Stripped Classicism is a late subset of classically influenced architecture popular from 1910 to 1940. Though it employs the massing and materiality of Neoclassical/Beaux-Arts designs, it features either abstracted ornamentation or none at all. It had a tendency to be used by fascist and totalitarian regimes such as Nazi Germany and fascist Italy, but it was equally used by the Works Progress Administration in the United States.
The earliest examples of Stripped Classical architecture date to the 1910s. A design that established the style was the German Embassy in St. Petersburg designed by Peter Behrens, which employs simple unfluted Doric columns and pilasters, an undecorated cornice, and the common stone materiality of Neoclassical architecture.
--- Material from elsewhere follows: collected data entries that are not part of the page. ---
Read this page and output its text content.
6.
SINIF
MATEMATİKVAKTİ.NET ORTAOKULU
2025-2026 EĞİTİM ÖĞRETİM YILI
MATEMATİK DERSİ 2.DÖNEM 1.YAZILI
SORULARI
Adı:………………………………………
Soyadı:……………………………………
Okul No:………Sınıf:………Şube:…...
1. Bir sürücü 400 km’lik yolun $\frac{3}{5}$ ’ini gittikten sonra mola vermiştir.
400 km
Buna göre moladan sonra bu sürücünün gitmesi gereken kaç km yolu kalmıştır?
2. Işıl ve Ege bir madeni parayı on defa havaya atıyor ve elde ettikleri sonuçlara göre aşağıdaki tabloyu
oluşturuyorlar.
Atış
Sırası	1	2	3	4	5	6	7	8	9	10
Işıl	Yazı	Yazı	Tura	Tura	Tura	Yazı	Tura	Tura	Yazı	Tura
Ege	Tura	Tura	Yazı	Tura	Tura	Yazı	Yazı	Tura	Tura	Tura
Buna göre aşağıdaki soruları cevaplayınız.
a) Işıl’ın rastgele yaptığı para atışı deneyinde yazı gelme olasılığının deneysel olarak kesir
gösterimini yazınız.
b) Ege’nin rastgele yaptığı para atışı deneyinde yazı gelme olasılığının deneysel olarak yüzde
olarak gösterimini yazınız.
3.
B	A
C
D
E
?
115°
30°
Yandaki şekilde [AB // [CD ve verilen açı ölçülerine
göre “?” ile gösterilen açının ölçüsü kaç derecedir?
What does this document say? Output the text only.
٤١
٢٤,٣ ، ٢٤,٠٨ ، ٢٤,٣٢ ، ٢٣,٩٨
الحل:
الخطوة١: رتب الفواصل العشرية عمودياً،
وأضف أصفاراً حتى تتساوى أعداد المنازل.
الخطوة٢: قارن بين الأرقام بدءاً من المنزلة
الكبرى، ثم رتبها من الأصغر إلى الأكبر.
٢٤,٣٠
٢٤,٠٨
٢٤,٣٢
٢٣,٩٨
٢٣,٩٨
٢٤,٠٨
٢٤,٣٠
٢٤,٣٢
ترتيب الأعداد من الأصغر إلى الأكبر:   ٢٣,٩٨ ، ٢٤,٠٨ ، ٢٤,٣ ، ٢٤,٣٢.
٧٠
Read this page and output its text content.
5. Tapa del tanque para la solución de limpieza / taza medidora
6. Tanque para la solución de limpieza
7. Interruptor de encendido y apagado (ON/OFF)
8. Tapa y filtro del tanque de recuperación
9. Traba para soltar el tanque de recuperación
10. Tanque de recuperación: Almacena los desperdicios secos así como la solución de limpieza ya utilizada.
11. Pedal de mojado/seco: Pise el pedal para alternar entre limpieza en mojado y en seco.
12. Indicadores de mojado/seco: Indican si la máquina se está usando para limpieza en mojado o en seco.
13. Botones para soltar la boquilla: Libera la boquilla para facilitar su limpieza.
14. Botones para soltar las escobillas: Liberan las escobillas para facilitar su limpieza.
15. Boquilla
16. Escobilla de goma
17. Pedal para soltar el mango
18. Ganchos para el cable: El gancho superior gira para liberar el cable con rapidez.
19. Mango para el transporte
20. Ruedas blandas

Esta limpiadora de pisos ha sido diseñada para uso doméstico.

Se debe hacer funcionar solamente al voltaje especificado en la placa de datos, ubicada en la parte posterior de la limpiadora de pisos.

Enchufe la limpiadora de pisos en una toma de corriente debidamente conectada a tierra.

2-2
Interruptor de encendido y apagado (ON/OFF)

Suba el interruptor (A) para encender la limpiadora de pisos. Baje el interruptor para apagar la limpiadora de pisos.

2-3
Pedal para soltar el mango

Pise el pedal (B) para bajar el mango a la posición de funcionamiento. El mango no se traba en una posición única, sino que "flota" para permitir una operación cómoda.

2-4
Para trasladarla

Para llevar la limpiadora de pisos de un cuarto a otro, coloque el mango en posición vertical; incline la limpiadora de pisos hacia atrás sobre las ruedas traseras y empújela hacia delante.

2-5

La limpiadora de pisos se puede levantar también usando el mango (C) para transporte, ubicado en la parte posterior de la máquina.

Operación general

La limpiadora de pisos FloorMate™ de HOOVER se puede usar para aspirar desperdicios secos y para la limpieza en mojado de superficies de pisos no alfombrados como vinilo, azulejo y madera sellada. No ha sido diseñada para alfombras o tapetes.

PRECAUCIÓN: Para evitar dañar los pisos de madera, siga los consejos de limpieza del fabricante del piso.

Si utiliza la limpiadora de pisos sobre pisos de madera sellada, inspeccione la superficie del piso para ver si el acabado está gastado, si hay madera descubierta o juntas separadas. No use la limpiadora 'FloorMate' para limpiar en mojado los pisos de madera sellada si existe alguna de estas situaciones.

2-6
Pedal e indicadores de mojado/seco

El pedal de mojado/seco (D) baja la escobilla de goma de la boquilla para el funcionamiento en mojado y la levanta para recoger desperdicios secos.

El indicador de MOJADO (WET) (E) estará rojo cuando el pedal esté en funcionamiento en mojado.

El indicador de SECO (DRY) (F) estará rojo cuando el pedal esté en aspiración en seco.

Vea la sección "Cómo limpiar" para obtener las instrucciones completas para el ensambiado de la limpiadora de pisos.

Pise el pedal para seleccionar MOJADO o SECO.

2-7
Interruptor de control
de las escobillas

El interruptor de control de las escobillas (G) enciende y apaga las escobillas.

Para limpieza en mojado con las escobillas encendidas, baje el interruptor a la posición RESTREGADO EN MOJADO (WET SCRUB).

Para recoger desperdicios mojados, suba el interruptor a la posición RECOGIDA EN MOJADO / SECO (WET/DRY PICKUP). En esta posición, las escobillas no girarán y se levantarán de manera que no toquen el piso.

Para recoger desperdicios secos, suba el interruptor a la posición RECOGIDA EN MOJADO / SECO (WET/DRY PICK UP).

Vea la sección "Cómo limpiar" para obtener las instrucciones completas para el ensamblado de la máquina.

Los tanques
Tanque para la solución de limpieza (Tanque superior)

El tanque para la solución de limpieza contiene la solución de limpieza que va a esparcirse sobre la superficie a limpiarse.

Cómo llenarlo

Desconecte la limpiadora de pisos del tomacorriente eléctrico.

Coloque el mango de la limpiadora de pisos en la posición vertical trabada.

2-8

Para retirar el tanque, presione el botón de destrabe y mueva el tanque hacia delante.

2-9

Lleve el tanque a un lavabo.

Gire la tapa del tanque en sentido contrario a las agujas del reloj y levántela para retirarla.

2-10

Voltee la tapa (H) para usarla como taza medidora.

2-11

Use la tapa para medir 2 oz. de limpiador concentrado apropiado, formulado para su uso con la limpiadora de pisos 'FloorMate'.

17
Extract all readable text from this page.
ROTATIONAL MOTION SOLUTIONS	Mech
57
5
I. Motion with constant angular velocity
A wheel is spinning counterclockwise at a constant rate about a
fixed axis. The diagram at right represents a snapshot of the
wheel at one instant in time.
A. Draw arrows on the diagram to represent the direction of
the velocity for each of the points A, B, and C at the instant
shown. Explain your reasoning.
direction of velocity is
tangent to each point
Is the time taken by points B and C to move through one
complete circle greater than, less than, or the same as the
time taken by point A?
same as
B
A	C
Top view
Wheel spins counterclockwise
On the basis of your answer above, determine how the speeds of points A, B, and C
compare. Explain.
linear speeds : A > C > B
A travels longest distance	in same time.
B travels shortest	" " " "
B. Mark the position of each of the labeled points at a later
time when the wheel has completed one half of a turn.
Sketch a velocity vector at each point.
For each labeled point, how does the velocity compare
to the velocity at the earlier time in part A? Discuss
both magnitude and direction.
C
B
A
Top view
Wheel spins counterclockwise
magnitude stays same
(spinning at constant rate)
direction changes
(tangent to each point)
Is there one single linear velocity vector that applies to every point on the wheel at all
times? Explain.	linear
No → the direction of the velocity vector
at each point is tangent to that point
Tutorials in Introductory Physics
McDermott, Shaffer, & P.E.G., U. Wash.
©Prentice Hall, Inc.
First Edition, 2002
It remained popular through the following two decades as Modernism and its related styles shifted priorities from historicist architecture to one that was supposedly new and pure.
Stripped Classicism is characterized by its "starving" of classical architecture's features. Though features such as organization, massing, and materiality remain intact, the orders and ornamentation that characterized classical architecture have been stripped away. Columns may be unfluted with a very simple Doric-esque capital, or fluted with no capital at all. Round columns are not always the norm--others can be square, or replaced by pilasters instead. Cornices are either very simple or absent entirely. Stripped Classical buildings are dense and strong in massing, often being at a large scale. Its program is almost exclusively governmental or institutional buildings.
Stripped Classicism mostly fell out of favor in the United States by the 1940s, as it was replaced by the nation's embrace of Modernism after World War II.